A sequence $x_{1}, x_{2}, x_{3}, \ldots$ is defined by letting $x_{1}=2$ and $x_{k}=\frac{x_{k-1}}{k}$ for all natural numbers $k, k \geq 2 .$ Show that $x_{n}=\frac{2}{n !}$ for all $n \in \mathbf{N}$.

Solution:

Given : A sequence $x_{1}, x_{2}, x_{3}, \ldots$ is defined by letting $x_{1}=2$ and $x_{k}=\frac{x_{k-1}}{k}$ for all natural numbers $k, k \geq 2$.
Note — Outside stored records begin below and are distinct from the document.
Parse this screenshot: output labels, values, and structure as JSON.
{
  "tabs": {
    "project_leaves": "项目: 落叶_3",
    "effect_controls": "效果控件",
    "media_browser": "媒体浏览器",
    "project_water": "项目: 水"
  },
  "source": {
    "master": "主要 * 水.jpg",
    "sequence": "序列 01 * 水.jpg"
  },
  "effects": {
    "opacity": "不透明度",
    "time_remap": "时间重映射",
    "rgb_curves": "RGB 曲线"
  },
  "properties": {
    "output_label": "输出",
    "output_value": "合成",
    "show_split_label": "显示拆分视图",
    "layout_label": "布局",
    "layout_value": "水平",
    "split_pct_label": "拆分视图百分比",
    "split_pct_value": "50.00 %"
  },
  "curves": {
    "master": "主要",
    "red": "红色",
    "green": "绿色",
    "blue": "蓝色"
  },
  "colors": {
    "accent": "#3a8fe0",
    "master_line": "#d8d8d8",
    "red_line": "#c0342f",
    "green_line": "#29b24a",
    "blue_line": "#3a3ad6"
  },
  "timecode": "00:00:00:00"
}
Let $\mathrm{P}(n): x_{n}=\frac{2}{n !}$ for all $n \in \mathbf{N}$.

Step I: For $n=1$,

$\mathrm{P}(1): x_{1}=\frac{2}{1 !}=2$

So, it is true for $n=1$.

Step II : For $n=k$,

Let $\mathrm{P}(k): x_{k}=\frac{2}{k !}$ be true for some $k \in \mathbf{N}$.

Step III : For $n=k+1$,

$\mathrm{P}(k+1)$ :

$x_{k+1}=\frac{x_{k+1-1}}{k}$

$=\frac{2}{k \times k !} \quad($ Using step II $)$

$=\frac{2}{(k+1) !}$

So, it is also true for $n=k+1$.

Hence, $x_{n}=\frac{2}{n !}$ for all $n \in \mathbf{N}$.

Disclaimer: It should be $k$ instead $n$ in the denominator of $x_{k}=\frac{x_{k-1}}{k}$. The same has been corrected above.